I had absolutely no right to be sentimental.

Andie was burrowing into me, and I was wondering if the police had Go’s house under surveillance, if I should be listening for a knock at the door. I have a very young, very pretty mistress.

My mother had always told her kids: If you’re about to do something, and you want to know if it’s a bad idea, imagine seeing it printed in the paper for all the world to see.

Nick Dunne, a onetime magazine writer still pride-wounded from a 2010 layoff, agreed to teach a journalism class for North Carthage Junior College. The older married man promptly exploited his position by launching a torrid fuckfest of an affair with one of his impressionable young students.

I was the embodiment of every writer’s worst fear: a cliché.

Now let me string still more clichés together for your amusement: It happened gradually. I never meant to hurt anyone. I got in deeper than I thought I would. But it was more than a fling. It was more than an ego boost. I really love Andie. I do.

The class I was teaching—“How to Launch a Magazine Career”—contained fourteen students of varying degrees of skill. All girls. I’d say women, but I think girls is factually correct. They all wanted to work in magazines. They weren’t smudgy newsprint girls, they were glossies. They’d seen the movie: They pictured themselves dashing around Manhattan, latte in one hand, cell phone in the other, adorably breaking a designer heel while hailing a cab, and falling into the arms of a charming, disarming soul mate with winningly floppy hair. They had no clue about how foolish, how ignorant, their choice of a major was. I’d been planning on telling them as much, using my layoff as a cautionary tale. Although I had no interest in being the tragic figure. I pictured delivering the story nonchalantly, jokingly—no big deal. More time to work on my novel.

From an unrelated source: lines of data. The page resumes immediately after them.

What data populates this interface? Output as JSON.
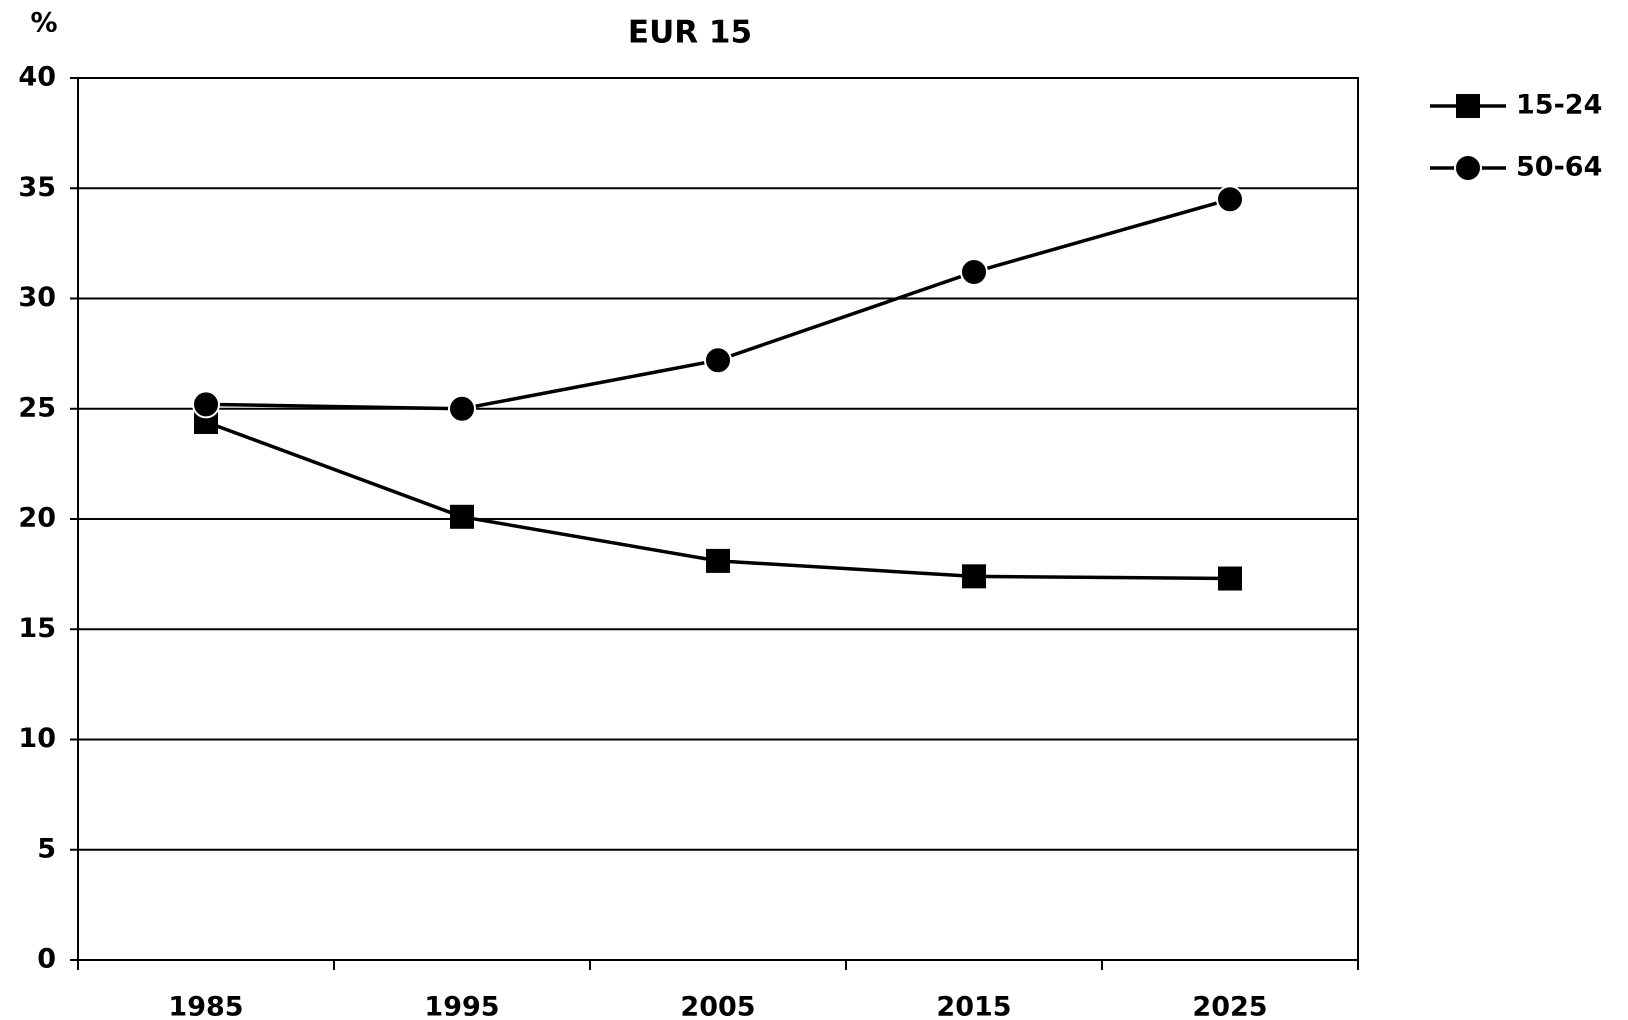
{
  "chart_data": {
    "type": "line",
    "title": "EUR 15",
    "y_label": "%",
    "categories": [
      "1985",
      "1995",
      "2005",
      "2015",
      "2025"
    ],
    "series": [
      {
        "name": "15-24",
        "color": "#000000",
        "marker": "square",
        "values": [
          24.4,
          20.1,
          18.1,
          17.4,
          17.3
        ]
      },
      {
        "name": "50-64",
        "color": "#000000",
        "marker": "circle",
        "values": [
          25.2,
          25.0,
          27.2,
          31.2,
          34.5
        ]
      }
    ],
    "ylim": [
      0,
      40
    ],
    "yticks": [
      0,
      5,
      10,
      15,
      20,
      25,
      30,
      35,
      40
    ],
    "grid": true,
    "legend": "top-right"
  }
}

Then I spent the first class answering so many awestruck questions, and I turned into such a preening gasbag, such a needy fuck, that I couldn’t bear to tell the real story: the call into the managing editor’s office on the second round of layoffs, the hiking of that doomed path down the long rows of cubicles, all eyes shifting toward me, dead man walking, me still hoping I was going to be told something different—that the magazine needed me now more than ever—yes! it would be a buck-up speech, an all-hands-on-deck speech! But no, my boss just said: I guess you know, unfortunately, why I called you in here, rubbing his eyes under his glasses, to show how weary and dejected he was.

I wanted to feel like a shiny-cool winner, so I didn’t tell my students about my demise. I told them we had a family illness that required my attention here, which was true, yes, I told myself, entirely true, and very heroic. And pretty, freckled Andie sat a few feet in front of me, wide-set blue eyes under chocolatey waves of hair, cushiony lips parted just a bit, ridiculously large, real breasts, and long thin legs and arms—an alien fuck-doll of a girl, it must be said, as different from my elegant, patrician wife as could be—and Andie was radiating body heat and lavender, clicking notes on her laptop, asking questions in a husky voice like “How do you get a source to trust you, to open up to you?” And I thought to myself, right then: Where the fuck did this girl come from? Is this a joke?